Psychiatry: A Weapon against Delusion?

But, this isn't the whole story. It is clear that there are vested interests at play in maintaining the status of 'Gulf War Syndrome' as a psychiatric disorder. However, Elaine Showalter, in Hystories: Hysterical Epidemics and Modern Media, has argued that there is a problem of machismo in pleas for the recognition of Gulf War Syndrome. There is also a profound stigma associated with the diagnosis of 'mental illness'. Many veterans and their families have strong negative reactions to any suggestion that they many be suffering from mental health difficulties. Showalter argues that thousands of men and women subsequently deny themselves therapy because they are encouraged to look for medical causes and pursue legal cases. The idea that people may be suffering, not from toxic poisoning, or battle wounds, but 'just' a human response to mass suffering, killing and trauma may be too hard to stomach. The idea of experiencing mental distress or trauma can be too readily viewed as weak or wimpish. However, Showalter claims that war veterans are wasting their time looking for chemical causes of their distress and illness and should seek help at the hands of psychotherapists. She even suggests that they are suffering from a 'plague of paranoia' because they insist on a high level Government cover-up. Showalter's attempts to highlight the 'moral panics' of our century are laudable, but in denying the lived experience of veterans she does herself a disservice. Children born with extraordinary birth defects, congenital deformities, cancers and leukaemia, all found to be linked to contact with chemicals used in war, cannot be put down to trauma. However, this does not, and should not, minimise the effects of trauma itself, as that would also be culpable.

Democratic Psychiatry

A radical democratic psychiatry should oppose war and be critical of the role of psychiatry, and the drug companies, both during and after war. Both psychiatry and the corporate drug companies have colluded with the silence around Depleted Uranium and other chemical toxins used in war. They have contributed to the silencing and blaming of individuals for the wider impact of war and patched people up to send them back to fight in dubious causes. However, critical practitioners also need to respond sensitively in the aftermath of war. Here psychiatric diagnosis is insufficient and actually evades the crucial problems.

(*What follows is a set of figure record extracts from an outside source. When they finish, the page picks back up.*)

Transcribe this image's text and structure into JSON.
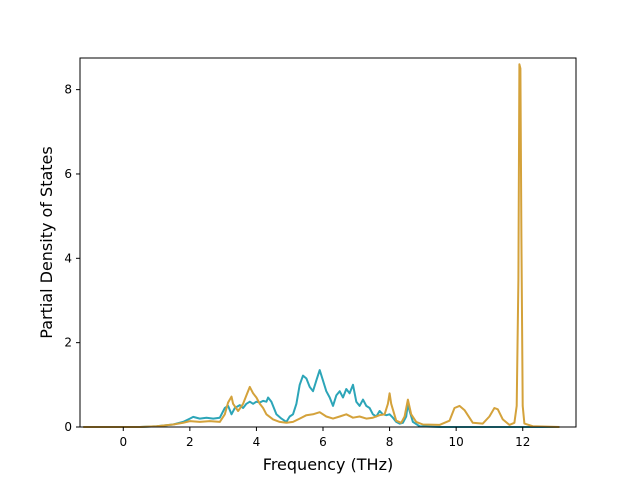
{
  "chart_data": {
    "type": "line",
    "title": "",
    "xlabel": "Frequency (THz)",
    "ylabel": "Partial Density of States",
    "xlim": [
      -1.3,
      13.6
    ],
    "ylim": [
      0,
      8.75
    ],
    "x_ticks": [
      0,
      2,
      4,
      6,
      8,
      10,
      12
    ],
    "y_ticks": [
      0,
      2,
      4,
      6,
      8
    ],
    "grid": false,
    "legend": "none",
    "series": [
      {
        "color": "#2ca5b8",
        "points": [
          [
            -1.2,
            0.0
          ],
          [
            0.5,
            0.0
          ],
          [
            1.0,
            0.02
          ],
          [
            1.5,
            0.06
          ],
          [
            1.8,
            0.12
          ],
          [
            2.0,
            0.2
          ],
          [
            2.1,
            0.24
          ],
          [
            2.3,
            0.2
          ],
          [
            2.5,
            0.22
          ],
          [
            2.7,
            0.2
          ],
          [
            2.9,
            0.22
          ],
          [
            3.05,
            0.45
          ],
          [
            3.15,
            0.5
          ],
          [
            3.25,
            0.3
          ],
          [
            3.35,
            0.45
          ],
          [
            3.5,
            0.52
          ],
          [
            3.6,
            0.45
          ],
          [
            3.7,
            0.55
          ],
          [
            3.8,
            0.6
          ],
          [
            3.9,
            0.55
          ],
          [
            4.0,
            0.6
          ],
          [
            4.1,
            0.58
          ],
          [
            4.2,
            0.62
          ],
          [
            4.3,
            0.6
          ],
          [
            4.35,
            0.7
          ],
          [
            4.45,
            0.6
          ],
          [
            4.6,
            0.3
          ],
          [
            4.75,
            0.2
          ],
          [
            4.9,
            0.12
          ],
          [
            5.0,
            0.25
          ],
          [
            5.1,
            0.3
          ],
          [
            5.2,
            0.55
          ],
          [
            5.3,
            1.0
          ],
          [
            5.4,
            1.22
          ],
          [
            5.5,
            1.15
          ],
          [
            5.6,
            0.95
          ],
          [
            5.7,
            0.85
          ],
          [
            5.8,
            1.1
          ],
          [
            5.9,
            1.35
          ],
          [
            6.0,
            1.1
          ],
          [
            6.1,
            0.85
          ],
          [
            6.2,
            0.7
          ],
          [
            6.3,
            0.5
          ],
          [
            6.4,
            0.75
          ],
          [
            6.5,
            0.85
          ],
          [
            6.6,
            0.7
          ],
          [
            6.7,
            0.9
          ],
          [
            6.8,
            0.8
          ],
          [
            6.9,
            1.0
          ],
          [
            7.0,
            0.6
          ],
          [
            7.1,
            0.5
          ],
          [
            7.2,
            0.65
          ],
          [
            7.3,
            0.5
          ],
          [
            7.4,
            0.45
          ],
          [
            7.5,
            0.3
          ],
          [
            7.6,
            0.25
          ],
          [
            7.7,
            0.38
          ],
          [
            7.8,
            0.3
          ],
          [
            7.9,
            0.28
          ],
          [
            8.0,
            0.3
          ],
          [
            8.1,
            0.22
          ],
          [
            8.2,
            0.12
          ],
          [
            8.3,
            0.08
          ],
          [
            8.4,
            0.1
          ],
          [
            8.5,
            0.25
          ],
          [
            8.55,
            0.55
          ],
          [
            8.6,
            0.38
          ],
          [
            8.7,
            0.12
          ],
          [
            8.9,
            0.02
          ],
          [
            9.5,
            0.0
          ],
          [
            10.0,
            0.0
          ],
          [
            11.0,
            0.0
          ],
          [
            11.6,
            0.0
          ],
          [
            11.8,
            0.0
          ],
          [
            12.0,
            0.0
          ],
          [
            13.1,
            0.0
          ]
        ]
      },
      {
        "color": "#d4a23b",
        "points": [
          [
            -1.2,
            0.0
          ],
          [
            0.5,
            0.0
          ],
          [
            1.0,
            0.02
          ],
          [
            1.5,
            0.06
          ],
          [
            1.8,
            0.1
          ],
          [
            2.0,
            0.14
          ],
          [
            2.3,
            0.12
          ],
          [
            2.6,
            0.14
          ],
          [
            2.9,
            0.12
          ],
          [
            3.05,
            0.3
          ],
          [
            3.15,
            0.58
          ],
          [
            3.25,
            0.72
          ],
          [
            3.3,
            0.55
          ],
          [
            3.45,
            0.38
          ],
          [
            3.6,
            0.55
          ],
          [
            3.7,
            0.75
          ],
          [
            3.8,
            0.95
          ],
          [
            3.9,
            0.8
          ],
          [
            4.0,
            0.7
          ],
          [
            4.1,
            0.55
          ],
          [
            4.2,
            0.45
          ],
          [
            4.3,
            0.3
          ],
          [
            4.5,
            0.18
          ],
          [
            4.7,
            0.12
          ],
          [
            4.9,
            0.1
          ],
          [
            5.1,
            0.12
          ],
          [
            5.3,
            0.2
          ],
          [
            5.5,
            0.28
          ],
          [
            5.7,
            0.3
          ],
          [
            5.9,
            0.35
          ],
          [
            6.1,
            0.25
          ],
          [
            6.3,
            0.2
          ],
          [
            6.5,
            0.25
          ],
          [
            6.7,
            0.3
          ],
          [
            6.9,
            0.22
          ],
          [
            7.1,
            0.25
          ],
          [
            7.3,
            0.2
          ],
          [
            7.5,
            0.22
          ],
          [
            7.7,
            0.28
          ],
          [
            7.85,
            0.3
          ],
          [
            7.95,
            0.55
          ],
          [
            8.0,
            0.8
          ],
          [
            8.05,
            0.55
          ],
          [
            8.2,
            0.15
          ],
          [
            8.35,
            0.1
          ],
          [
            8.45,
            0.25
          ],
          [
            8.55,
            0.65
          ],
          [
            8.65,
            0.3
          ],
          [
            8.8,
            0.12
          ],
          [
            9.0,
            0.06
          ],
          [
            9.5,
            0.05
          ],
          [
            9.8,
            0.15
          ],
          [
            9.95,
            0.45
          ],
          [
            10.1,
            0.5
          ],
          [
            10.25,
            0.4
          ],
          [
            10.5,
            0.1
          ],
          [
            10.8,
            0.08
          ],
          [
            11.0,
            0.25
          ],
          [
            11.15,
            0.45
          ],
          [
            11.25,
            0.42
          ],
          [
            11.4,
            0.18
          ],
          [
            11.6,
            0.05
          ],
          [
            11.75,
            0.1
          ],
          [
            11.82,
            0.5
          ],
          [
            11.87,
            3.5
          ],
          [
            11.9,
            8.6
          ],
          [
            11.93,
            8.5
          ],
          [
            11.96,
            4.5
          ],
          [
            12.0,
            0.5
          ],
          [
            12.05,
            0.08
          ],
          [
            12.3,
            0.02
          ],
          [
            13.1,
            0.0
          ]
        ]
      }
    ]
  }
}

It need not be an either/or cause or solution that is suggested by Showalter or the Gulf war veterans. The Gulf war is causing widespread chemical destruction, the true effects and extent to which we are yet to see. It also causes massive ongoing emotional and psychological damage. The real treatment in both cases is neither compensation, psychiatric drugs, nor psychotherapy. More important perhaps is to increase our awareness of, and opposition to, the use of chemical and biological agents such as Depleted Uranium. The distress and illness caused by war are real and affects individuals, yet ultimately the only solution is to prevent war itself, something which can only be a collective enterprise.